Your reporting code will look something like this (in Python, this time):
from pymongo import MongoReplicaSetClient
from pymongo.read_preferences import ReadPreference
rep_set = MongoReplicaSetClient(
'Kusanagi.local:29017,Kusanagi.local:29018,Kusanagi.local:29019',
replicaSet = 'test',
read_preference = ReadPreference.SECONDARY,
tag_sets = [{'use':'reporting'}]
)
# check to ensure we're not running reporting against the sole remaining secondary
if rep_set.primary is not None:
rep_set.my_application.users.aggregate(...)
The above will only send reporting queries to secondaries tagged use: reporting
, and it guards against running at all if there is no available primary. In practice, you should throw exceptions and handle them in your escalation code if you find no primaries! Better still, your monitoring could set runtime-available values so you can branch on, for example, reporting_system.ok()
.
Benefits and Considerations
Using tags and read preferences allows a few degrees of flexibility that are not possible with hidden members.

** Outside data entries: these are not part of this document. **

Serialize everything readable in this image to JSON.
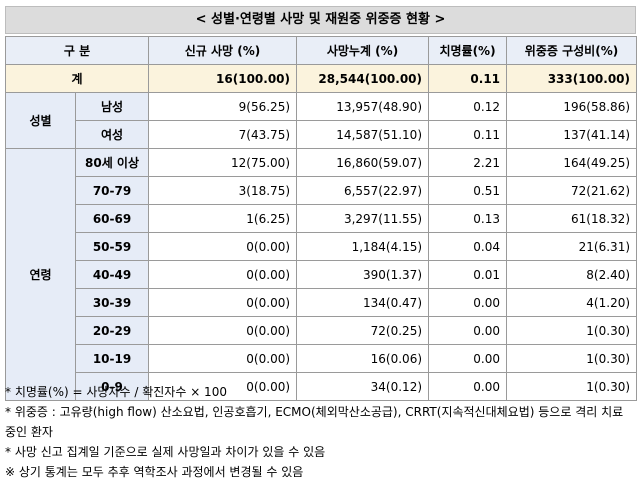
{
  "title": "< 성별·연령별 사망 및 재원중 위중증 현황 >",
  "headers": [
    "구 분",
    "신규 사망     (%)",
    "사망누계     (%)",
    "치명률(%)",
    "위중증   구성비(%)"
  ],
  "total": {
    "label": "계",
    "new": "16(100.00)",
    "cum": "28,544(100.00)",
    "rate": "0.11",
    "severe": "333(100.00)"
  },
  "groups": [
    {
      "name": "성별",
      "rows": [
        {
          "label": "남성",
          "new": "9(56.25)",
          "cum": "13,957(48.90)",
          "rate": "0.12",
          "severe": "196(58.86)"
        },
        {
          "label": "여성",
          "new": "7(43.75)",
          "cum": "14,587(51.10)",
          "rate": "0.11",
          "severe": "137(41.14)"
        }
      ]
    },
    {
      "name": "연령",
      "rows": [
        {
          "label": "80세 이상",
          "new": "12(75.00)",
          "cum": "16,860(59.07)",
          "rate": "2.21",
          "severe": "164(49.25)"
        },
        {
          "label": "70-79",
          "new": "3(18.75)",
          "cum": "6,557(22.97)",
          "rate": "0.51",
          "severe": "72(21.62)"
        },
        {
          "label": "60-69",
          "new": "1(6.25)",
          "cum": "3,297(11.55)",
          "rate": "0.13",
          "severe": "61(18.32)"
        },
        {
          "label": "50-59",
          "new": "0(0.00)",
          "cum": "1,184(4.15)",
          "rate": "0.04",
          "severe": "21(6.31)"
        },
        {
          "label": "40-49",
          "new": "0(0.00)",
          "cum": "390(1.37)",
          "rate": "0.01",
          "severe": "8(2.40)"
        },
        {
          "label": "30-39",
          "new": "0(0.00)",
          "cum": "134(0.47)",
          "rate": "0.00",
          "severe": "4(1.20)"
        },
        {
          "label": "20-29",
          "new": "0(0.00)",
          "cum": "72(0.25)",
          "rate": "0.00",
          "severe": "1(0.30)"
        },
        {
          "label": "10-19",
          "new": "0(0.00)",
          "cum": "16(0.06)",
          "rate": "0.00",
          "severe": "1(0.30)"
        },
        {
          "label": "0-9",
          "new": "0(0.00)",
          "cum": "34(0.12)",
          "rate": "0.00",
          "severe": "1(0.30)"
        }
      ]
    }
  ],
  "notes": [
    "* 치명률(%) = 사망자수 / 확진자수 × 100",
    "* 위중증 : 고유량(high flow) 산소요법, 인공호흡기, ECMO(체외막산소공급), CRRT(지속적신대체요법) 등으로 격리 치료 중인 환자",
    "* 사망 신고 집계일 기준으로 실제 사망일과 차이가 있을 수 있음",
    "※ 상기 통계는 모두 추후 역학조사 과정에서 변경될 수 있음"
  ]
}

Reporting Instances Can Be Easily Added
Because your connection code is declarative, rather than specific to a particular host, to add more nodes for reporting jobs, just add them and tag them, like so:
PRIMARY> rs.add({_id:3, host:"Kusanagi.local:29020", priority:0, tags:{'use':'reporting'}})
Your existing code will make use of the new capacity, and the replica set will continue operating without triggering an election and disconnecting your clients.

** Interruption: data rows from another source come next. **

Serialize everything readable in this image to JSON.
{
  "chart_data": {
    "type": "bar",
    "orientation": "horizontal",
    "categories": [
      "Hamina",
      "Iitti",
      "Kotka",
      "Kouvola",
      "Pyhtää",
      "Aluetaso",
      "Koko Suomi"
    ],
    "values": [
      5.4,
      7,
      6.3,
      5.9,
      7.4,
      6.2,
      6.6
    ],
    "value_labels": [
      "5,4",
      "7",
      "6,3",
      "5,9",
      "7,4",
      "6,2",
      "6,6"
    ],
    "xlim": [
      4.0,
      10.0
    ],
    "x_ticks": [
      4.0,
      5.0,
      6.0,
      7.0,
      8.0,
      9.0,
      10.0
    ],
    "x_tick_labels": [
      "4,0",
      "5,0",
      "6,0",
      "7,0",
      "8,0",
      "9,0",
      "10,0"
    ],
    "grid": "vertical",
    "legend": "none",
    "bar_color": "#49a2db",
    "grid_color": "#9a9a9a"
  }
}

Reporting Instances Can Be Shifted or Dropped
The reporting tag can be moved, or even removed if you need to offer read bandwidth to other jobs in a pinch. A reconfiguration like this will trigger an election and disconnect all your clients, but this is no worse than any other option. Note: It is an anti-pattern to increase your general capacity by distributing production reads to secondaries. This is only an emergency measure.

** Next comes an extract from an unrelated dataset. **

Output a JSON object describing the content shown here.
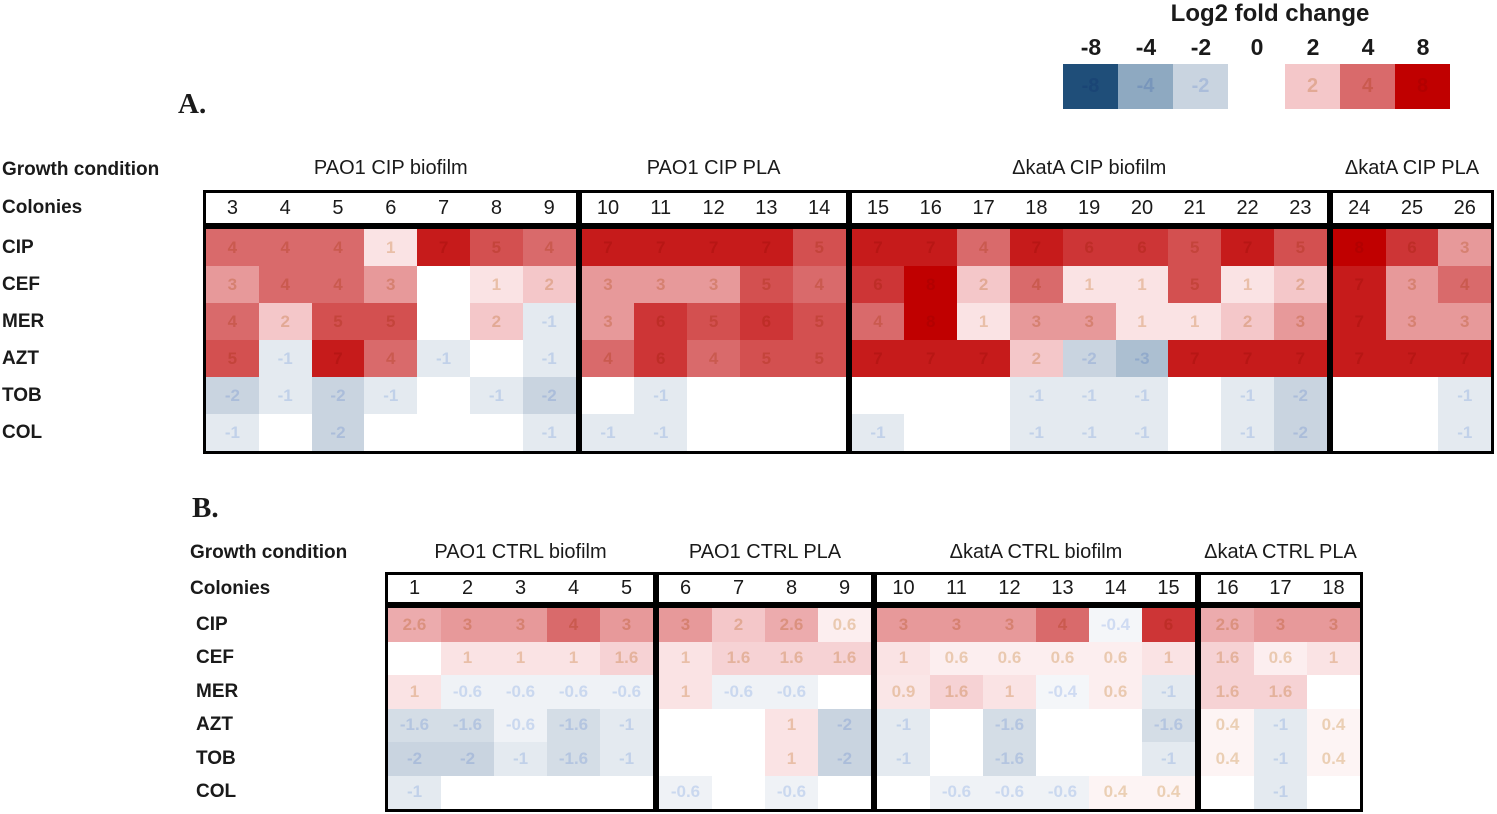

Some Drivers Require Manual Sync
The Ruby driver (as of 1.9.2), for example, does not refresh its view of the replica set unless the client is initialized explicitly to do so with refresh_mode: :sync
. Check your driver documentation.
Conclusion
Simple replication setup has been one of my favorite operational aspects of MongoDB since its introduction pre–1.0, when it made MySQL replication look like something out of the stone age. It was a little rough around the edges back then, but has truly come into its own. Whether you use tag sets or hidden members, building a reporting infrastructure atop MongoDB’s replication features simplifies operations, letting you focus on building a great application.